Кирилл Бенедиктов - Война за «Асгард»
Дана шагнула на теплую матовую панель сбоку от душа. Повеял сухой ароматный ветер, словно мягкой большой ладонью растрепал великолепные черные волосы Даны. Кожа ее пропитывалась запахами – едва уловимыми, но кружившими голову. Впрочем, не ей – молекулярный состав феромонов, впитывавшихся в ее тело, был подобран так, чтобы оказывать воздействие на особей мужского пола – привлекать их, заставлять сходить с ума от желания, подчинять ее воле. Хотя применение наиболее сильных ароматических комбинаций было запрещено, Дана подозревала, что некоторые ее подруги ухитрялись обходить запрет – во всяком случае, иногда их мужья и партнеры становились на удивление покладистыми. Но на Фробифишера никакие запахи не действовали – можно было подумать, что ему в детстве ампутировали все обонятельные рецепторы. В то время, как все прочие мужики, независимо от расы, возраста и обремененности семейными узами, хищно раздувая ноздри, смотрели на Дану, как на кувшин с водой посреди пустыни, Фробифишер оставался бесстрастным и преисполненным чувства собственного достоинства. Настоящий джентльмен до мозга костей. Потомок отцов-пилигримов с «Мэйфлауэра».
Дану это, в общем, устраивало. Когда ты точно знаешь, что от тебя нужно твоему боссу, жизнь становится гораздо легче. Никакой игры в любовь, никакой фальши. Вечная молодость – раз; превосходные деловые качества – два; сексуальные услуги высшей пробы – три. В постели Фробифишер был не по возрасту активен, хотя вполне традиционен – разве что с небольшим уклоном в S&M, причем скорее в S. Если Дане удавалось чем-нибудь его удивить, он выплачивал ей премию – как правило, пять процентов от месячного оклада. Нельзя сказать, чтобы это случалось часто, но Дана старалась.
«А потребую-ка я у него вместо премии Ангуилу, – подумала Дана. – Я даже знаю, чем придется расплачиваться, и, честно говоря, эта перспектива ничуть меня не радует, но, похоже, другого шанса вырваться на острова в ближайшее время не будет. Он всегда хотел меня сразу после ревитализации – не потому, что чувствовал сексуальное желание, а потому, что знал, как это больно. Как лишаться девственности, говорят все, но на самом деле это больнее». Внутри все еще новое, неостывшее, каждое прикосновение причиняет боль, как при открытой ране. Но именно это, похоже, Фробифишера и заводило. Пусть же получит то, чего ему всегда так хотелось, – прекрасную шестнадцатилетнюю девственную Дану прямиком с операционного стола. «Пусть мне будет больно, в конце концов по сравнению с фэйсмейкером это почти что и не боль. Зато я получу Ангуилу».
Она выскочила из сушилки, подхватила валявшуюся на стерильнейшем полу пушистую тогу из меха ламы, небрежно обернула вокруг бедер и, толкнув зеркальную панель, оказалась в соседнем зале. Там, в элегантном шкафу слоновой кости, висели ее наряды – еще утром, собираясь на ревитализацию, она была в восторге от них, но теперь все эти платья и шифоны казались ей безнадежно устаревшими. Надо будет по пути заглянуть к Альгари, подумала Дана, сюрприз для Фробифишера должен быть хорошо подготовлен...
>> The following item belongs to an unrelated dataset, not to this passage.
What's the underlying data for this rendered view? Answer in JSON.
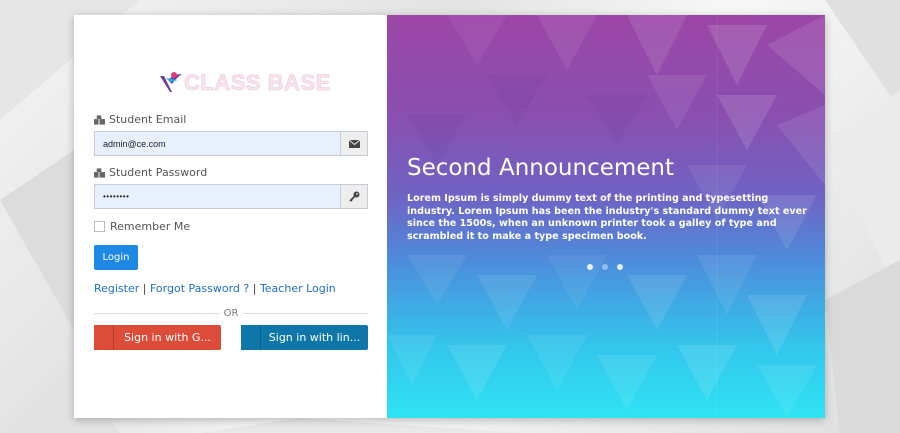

Быстро натянув полупрозрачные брючки и строгую приталенную блузку – неброский наряд девушки из третьеразрядного офиса, – она секунду помедлила, выбирая обувь. У Альгари можно было купить умопомрачительные босоножки с меняющей форму и высоту подъема платформой, поэтому сейчас выбор сводился лишь к тому, что не жалко оставить в бутике. Но именно в эту секунду, застав Дану врасплох у раскрытой дверцы шкафа, над потолком зала прокатился гулкий стон бронзового гонга. Забыв об обуви, Дана повернулась к противоположной стене, на которой зажегся муаровый овал видеофона. На мгновение ей показалось, что это Фробифишер звонит, чтобы поинтересоваться, как прошла операция, – предположение совершенно невероятное, если учесть его викторианское высокомерие, – но это была лишь старая обезьянка Голдблюм.
– Дана, девочка, – доктор смотрел куда-то за плечо Даны, и это ей чрезвычайно не понравилось, – ты одевайся, одевайся... Как ты, в порядке?
– В порядке, док. – Дана продемонстрировала Голдблюму колечко из тоненьких пальчиков – большого и указательного. – Даже fucking monster в этот раз был вполне терпим. Может, я просто привыкла, как думаете, док?
Голдблюм не улыбнулся.
– Зайди ко мне, девочка. Хочу сказать тебе кое-что. Сердце Даны пропустило несколько тактов.
– Что случилось, док? Вы хотите сказать, что у меня... у меня проблемы?
– Зайди ко мне, – повторил доктор с нажимом. – Я предпочел бы поговорить с тобой с глазу на глаз. И не волнуйся так, ничего страшного не случилось.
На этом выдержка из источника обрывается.